Rebel group in the DRC

The Alliance of Patriots for a Free and Sovereign Congo (Alliance des patriotes pour un Congo libre et souverain; APCLS) is an armed militia group which operates in the north-east of the Democratic Republic of the Congo. APCLS is traditionally active in Masisi Territory in North Kivu, and is considered one of the largest mai-mai (local or ethnic militia) groups operating in that province. Formed in 2006, the APCLS draws most of its support from the Hunde ethnic group. Its ideology is founded on opposition to the Tutsi ethnic groups who are believed to threaten the integrity of the Congolese state and to be supported, in particular, by Rwanda. The APCLS is a belligerent in the ongoing Kivu conflict and is led by Janvier Buingo Karairi, known as General Janvier.

== History ==
The APCLS was formed as part of the Resisting Congolese Patriots (Patriotes Résistants Congolais, or PARECO) group in 2006 and was originally known as PARECO-Hunde. The group split from PARECO in 2008 after the Goma Accords. The militia counts around 1,500 men and is funded by the profits from artisanal mining of gold and cassiterite, as well through the support of wealthy members of the Hunde ethnic group. In the past, the group has co-operated with the Democratic Forces for the Liberation of Rwanda (Forces démocratiques de libération du Rwanda, FDLR), a Hutu Interahamwe rebel group from neighbouring Rwanda.
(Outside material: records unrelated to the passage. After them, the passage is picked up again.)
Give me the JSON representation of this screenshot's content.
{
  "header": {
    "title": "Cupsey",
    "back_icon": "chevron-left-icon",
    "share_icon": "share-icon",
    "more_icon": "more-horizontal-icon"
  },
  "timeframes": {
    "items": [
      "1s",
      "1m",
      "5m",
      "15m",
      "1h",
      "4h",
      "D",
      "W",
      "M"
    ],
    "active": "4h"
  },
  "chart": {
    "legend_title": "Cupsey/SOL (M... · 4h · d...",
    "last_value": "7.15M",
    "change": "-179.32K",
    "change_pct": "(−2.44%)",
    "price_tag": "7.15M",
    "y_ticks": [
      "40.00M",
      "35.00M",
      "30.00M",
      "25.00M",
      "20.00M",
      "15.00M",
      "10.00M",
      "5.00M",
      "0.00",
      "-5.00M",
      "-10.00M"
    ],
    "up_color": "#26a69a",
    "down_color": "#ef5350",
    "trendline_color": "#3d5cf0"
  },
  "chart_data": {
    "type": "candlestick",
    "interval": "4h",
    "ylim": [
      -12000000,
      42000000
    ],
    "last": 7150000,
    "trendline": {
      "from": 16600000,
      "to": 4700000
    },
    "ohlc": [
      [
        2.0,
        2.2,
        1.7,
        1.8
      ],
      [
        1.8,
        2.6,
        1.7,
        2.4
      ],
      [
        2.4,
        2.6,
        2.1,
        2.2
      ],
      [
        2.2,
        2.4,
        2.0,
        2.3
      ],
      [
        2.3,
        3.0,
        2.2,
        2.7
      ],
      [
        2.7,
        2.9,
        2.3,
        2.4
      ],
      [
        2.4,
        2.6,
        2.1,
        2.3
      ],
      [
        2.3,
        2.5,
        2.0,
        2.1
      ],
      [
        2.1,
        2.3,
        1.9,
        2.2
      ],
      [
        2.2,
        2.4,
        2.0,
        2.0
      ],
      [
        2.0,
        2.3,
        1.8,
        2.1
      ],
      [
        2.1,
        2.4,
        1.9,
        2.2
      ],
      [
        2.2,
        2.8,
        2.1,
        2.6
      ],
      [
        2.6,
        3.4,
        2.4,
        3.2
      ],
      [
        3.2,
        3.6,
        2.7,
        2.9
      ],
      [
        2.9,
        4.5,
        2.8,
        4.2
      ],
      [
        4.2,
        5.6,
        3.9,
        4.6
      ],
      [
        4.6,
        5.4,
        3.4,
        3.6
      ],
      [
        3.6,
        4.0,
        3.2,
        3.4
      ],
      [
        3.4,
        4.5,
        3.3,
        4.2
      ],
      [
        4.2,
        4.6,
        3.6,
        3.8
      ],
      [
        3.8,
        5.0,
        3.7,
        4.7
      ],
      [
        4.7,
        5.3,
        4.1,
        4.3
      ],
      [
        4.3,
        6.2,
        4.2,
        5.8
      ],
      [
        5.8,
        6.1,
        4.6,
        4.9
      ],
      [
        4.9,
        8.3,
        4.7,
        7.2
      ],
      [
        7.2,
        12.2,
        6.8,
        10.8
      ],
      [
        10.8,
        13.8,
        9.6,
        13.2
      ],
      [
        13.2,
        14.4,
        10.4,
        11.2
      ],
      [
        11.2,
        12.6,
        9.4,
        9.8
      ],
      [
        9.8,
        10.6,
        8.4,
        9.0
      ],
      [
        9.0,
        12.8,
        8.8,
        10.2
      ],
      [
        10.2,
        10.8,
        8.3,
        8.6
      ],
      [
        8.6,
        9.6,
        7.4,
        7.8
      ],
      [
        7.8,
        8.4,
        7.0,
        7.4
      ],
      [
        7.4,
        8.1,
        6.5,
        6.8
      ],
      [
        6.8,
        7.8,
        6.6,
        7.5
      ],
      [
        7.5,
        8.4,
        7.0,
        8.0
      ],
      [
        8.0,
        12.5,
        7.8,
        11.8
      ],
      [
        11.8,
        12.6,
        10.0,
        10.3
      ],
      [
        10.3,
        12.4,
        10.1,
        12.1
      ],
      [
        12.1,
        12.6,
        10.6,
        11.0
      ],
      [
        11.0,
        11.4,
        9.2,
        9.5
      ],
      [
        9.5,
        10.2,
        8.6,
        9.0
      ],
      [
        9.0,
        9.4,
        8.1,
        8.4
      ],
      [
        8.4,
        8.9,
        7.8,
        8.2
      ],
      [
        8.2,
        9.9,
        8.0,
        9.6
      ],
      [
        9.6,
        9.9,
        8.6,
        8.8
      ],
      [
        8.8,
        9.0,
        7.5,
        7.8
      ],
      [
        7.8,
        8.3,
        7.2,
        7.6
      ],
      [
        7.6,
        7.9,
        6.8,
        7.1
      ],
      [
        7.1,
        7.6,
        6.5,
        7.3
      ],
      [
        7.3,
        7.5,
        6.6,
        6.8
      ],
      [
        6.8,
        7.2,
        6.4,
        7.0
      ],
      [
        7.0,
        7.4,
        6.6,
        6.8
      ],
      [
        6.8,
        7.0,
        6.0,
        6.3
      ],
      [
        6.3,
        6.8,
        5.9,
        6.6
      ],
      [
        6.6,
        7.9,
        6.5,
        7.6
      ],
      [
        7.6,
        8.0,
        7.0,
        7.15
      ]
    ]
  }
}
During the M23 rebellion (2012–13), the APCLS co-operated with Congolese government forces to suppress the largely-Tutsi March 23 Movement. Sporadic fighting between government forces, backed by the United Nations MONUSCO peacekeeping mission, and APCLS continued for several years. In March 2015, government forces launched a major offensive against the APCLS in Masisi Territory. In August 2016, the APCLS, together with another militia, the Mai-Mai Nyatura, a Hutu group active in the same region, announced that they would sign a peace agreement with the central government.

By January 2023, the APCLS was fighting alongside the Congolese government forces against the M23 Movement's revived offensive in North Kivu.

The war has led to an unprecedented surge in child recruitment in eastern Congo by all sides of the conflict, according to international reports. These children join militias due to poverty or abduction where they are exploited for dangerous tasks such as transporting ammunition or serving as guards. The APCLS and other Wazalindo groups are among the most prominent militias that employ child soldiers known as Kadogos.